Weirdly, on Panic of Girls, Blondie decided to choose the most uncertain path, an awkward combination of fake nostalgia and rancid freshness, exemplified visually by its cool cover (by dutch painter Chris Berens , an artist who could be defined as Hieronymus Bosch for the Photoshop generation) and musically by the first single “Mother”: the song’s concept and video constitute an homage to the late-90s nightclub in New York of the same name while paradoxically yearning for a musical sound that actually did not take place. The zombie theme of the video even fits this Beckian concept of present-day’s pop as a zombie institution that no longer sustains the identity and consciousness of individuals: music that is neither alive nor completely dead, desperately biting off and chewing pieces of musical flesh from several existent genres, without ever acquiring a life of its own.
This could be attributed to the current liquified tendencies in sound engineering, the same sonic standards that producer Jeff Saltzman was prompting circa 2004 (e.g., The Killers) and tries to insert trivially throughout this album, with the inconvenience that they sound extremely dated by now. So it seems that, in the refined world of music actuality, seven years is indeed a very long time, although ironically no one is claiming to be nostalgic for that remote and forgotten era when the ‘mammal’ revival genres ruled the land and ‘dinosaur’ genres — e.g., electroclash — were already extinct. But in songs like “D-Day,” the electro-pop fetish resurfaces constantly, along with a new-new-wave recycled aesthetic in “What I Heard” or “Love Doesn’t Frighten Me.”
Overall, most of the songs contain commonplace structures, with sometimes decent but quickly forgettable riffs, remarkable and forceful drums courtesy of Dr. Clem Burke, while Chris Stein’s guitar work goes frequently unnoticed. But the general feeling of this album is one of a disjointed creation, never finding a proper place along that simulated nostalgic trip. Illustrating this, we can find several bizarre moments, such as the ‘gloria-estefanesque’ “Wipe Off My Sweat” (with an embarrassing “Papi, papi!” refrain), cheap synths and pseudo-reggae in “The End, The End,” a harmless chanson (“Le Bleu”), or a phony patois accent in “Girlie Girlie.” The choice of covers is odd as well, aiming at the same uncomfortable zone irradiated by the other songs on the album. In the mellow, reggae-ish reinterpretation of Beirut’s “Sunday Smile,” for instance, even the drums seem out of place, and Zach Condon’s guest trumpet lines add nothing new to an already confused song.

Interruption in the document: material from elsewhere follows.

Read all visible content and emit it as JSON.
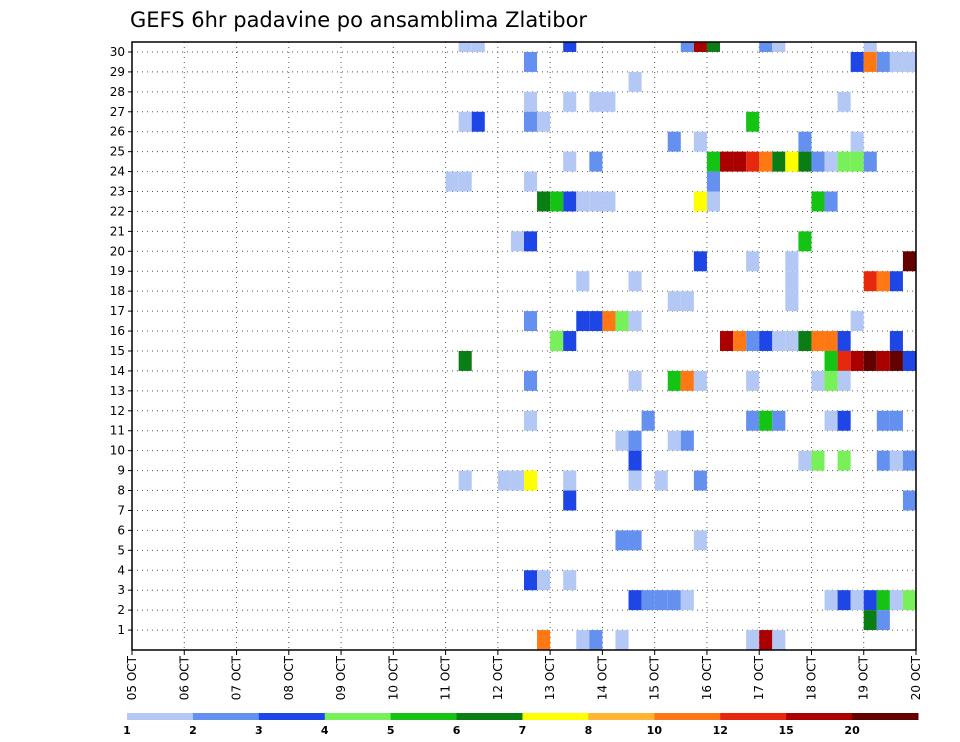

Perhaps the true jewel and surprise in this album is the bonus track — also a cover — “Mírame.” Here, Harry sings in cheaply Auto-Tuned Spanish, and the piece mimics accurately the instrumentation and arrangements of Latin American tecnocumbia from the early 90s. There is no sense of nostalgia here, only pure awkwardness and honest decadence that take the definition of ‘kitsch’ to unexpected artistic levels.